SAP102 and PSD-95 play partially overlapping roles in organizing the PSD. Both of these PDZ proteins interact with postsynaptic glutamate receptors of the N-methyl-D-aspartate (NMDA) type to establish the core of a glutamatergic synapse. SAP102 and PSD-95 are expressed with different timing during mouse brain development, however, and appear to interact differentially with two receptor subunit isoforms (5). SAP102 interacts with the NMDA receptor subtype 2B (NR2B), which is characteristic of immature synapses, and PSD-95 interacts with the NR2A subtype associated with mature synapses. A progressive replacement of SAP102 and NR2B with PSD-95 and NR2A may underlie the transition from a highly plastic early stage in synaptogenesis to a more stable mature synapse.

Cizeron et al. argue that differing developmental trajectories of synaptic SAP102 and PSD-95 in functionally distinct brain regions provide a possible mechanistic basis for behavioral changes during a lifespan. Moreover, their work establishes a powerful and versatile template for further exploration of synaptomes in development and aging. Such explorations might probe larger subsets of the hundreds of other protein components of glutamatergic synapses, and proteins of the inhibitory synapses that use γ-aminobutyric acid (GABA) as their primary neurotransmitter. GABAergic synapses, the second-largest broad class of CNS synapses, are likely just as diverse and dynamic as glutamatergic synapses (6, 7). Thus, extending the Cizeron et al. synapse census template from SAP102 and PSD-95 to other diversely expressed synaptic proteins might greatly deepen our knowledge of circuit development, homeostasis, modulation, and plasticity (2).

The same basic template for brain-wide developmental histology should also be adaptable to other protein-tagging and imaging modalities. Electron microscopy or super-resolution fluorescence microscopy would enable more reliable detection and mapping of the numerous tiny glutamatergic synapses that are critical to early synaptic network development and some forms of synaptic plasticity (8).

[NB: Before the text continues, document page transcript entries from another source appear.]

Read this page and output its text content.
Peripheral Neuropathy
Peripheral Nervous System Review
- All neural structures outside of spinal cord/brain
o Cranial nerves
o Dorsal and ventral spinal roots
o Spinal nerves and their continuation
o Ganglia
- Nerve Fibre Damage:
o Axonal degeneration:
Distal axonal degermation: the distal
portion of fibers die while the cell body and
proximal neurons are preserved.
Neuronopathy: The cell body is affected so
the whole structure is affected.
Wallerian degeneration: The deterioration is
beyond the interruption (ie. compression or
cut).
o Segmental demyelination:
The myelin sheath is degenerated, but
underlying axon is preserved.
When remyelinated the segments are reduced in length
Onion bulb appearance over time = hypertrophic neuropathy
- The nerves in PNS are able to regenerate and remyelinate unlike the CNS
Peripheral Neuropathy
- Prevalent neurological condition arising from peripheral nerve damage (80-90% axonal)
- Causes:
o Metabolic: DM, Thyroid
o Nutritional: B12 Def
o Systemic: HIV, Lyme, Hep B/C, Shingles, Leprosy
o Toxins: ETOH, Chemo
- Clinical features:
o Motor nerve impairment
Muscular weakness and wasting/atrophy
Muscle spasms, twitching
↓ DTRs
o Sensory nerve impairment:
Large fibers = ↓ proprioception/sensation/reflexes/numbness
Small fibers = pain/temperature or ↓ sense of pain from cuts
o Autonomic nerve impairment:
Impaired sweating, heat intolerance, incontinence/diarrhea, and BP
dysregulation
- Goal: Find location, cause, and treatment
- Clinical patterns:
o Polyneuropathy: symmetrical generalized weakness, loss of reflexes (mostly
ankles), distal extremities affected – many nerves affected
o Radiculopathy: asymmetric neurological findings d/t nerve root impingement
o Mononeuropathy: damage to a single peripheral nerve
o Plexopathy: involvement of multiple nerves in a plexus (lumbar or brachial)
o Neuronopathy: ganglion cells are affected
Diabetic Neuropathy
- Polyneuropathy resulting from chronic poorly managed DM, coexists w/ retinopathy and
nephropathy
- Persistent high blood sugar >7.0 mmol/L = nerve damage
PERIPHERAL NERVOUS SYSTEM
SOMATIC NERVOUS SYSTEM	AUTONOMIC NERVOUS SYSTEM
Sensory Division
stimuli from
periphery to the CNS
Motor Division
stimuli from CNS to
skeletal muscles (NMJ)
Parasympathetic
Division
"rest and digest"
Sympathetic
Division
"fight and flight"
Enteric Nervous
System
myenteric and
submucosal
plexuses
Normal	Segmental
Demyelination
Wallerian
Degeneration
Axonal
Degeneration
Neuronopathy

Because functional properties of individual synapses are also highly diverse and must somehow reflect diverse molecular properties (2), the Cizeron et al. histological results bring a need for parallel physiological studies of single synapses into the limelight. A recent in vivo calcium imaging study (9) provides an example of an approach that might fit this need. Perhaps the most promising avenue toward mapping functional synaptomes at scale would be to develop a “codebook” capable of predicting the difficult-to-measure function of an individual synapse from more readily accessible molecular and/or morphological measurements (2, 10). The potential payoffs could be enormous, enhancing the much richer understanding of the brain’s synaptic network architectures that are now beginning to emerge from electron microscopy connectomics (11) and viral trans-synaptic tracing methods (12).

The Cizeron et al. results on the intriguing patterning of CNS synapse diversity through development and aging also highlight the need to address more mechanistic questions about the underlying cell biology. The diverse phenotypes of individual synapses must somehow “inherit” their diversity largely from the proteomes of their two parent neurons. Such inheritance certainly involves trans-synaptic signaling interactions beyond mere juxtaposition of a stereotyped presynaptic part from one neuron with a stereotyped postsynaptic part from a second (6, 13). There must also be experience-dependent environmental influences, including patterned electrical activity, paracrine neuromodulatory ligands, and adhesive interactions with extracellular matrix and glial cells (14). Brain-wide developmental synaptomes like those developed by Cizeron et al. may also be combined in the near future with transcriptomic neuron taxonomies (15) to reveal the origins of programmed synapse diversity in cell-type differentiation that must be fundamental to brain development, function, and plasticity.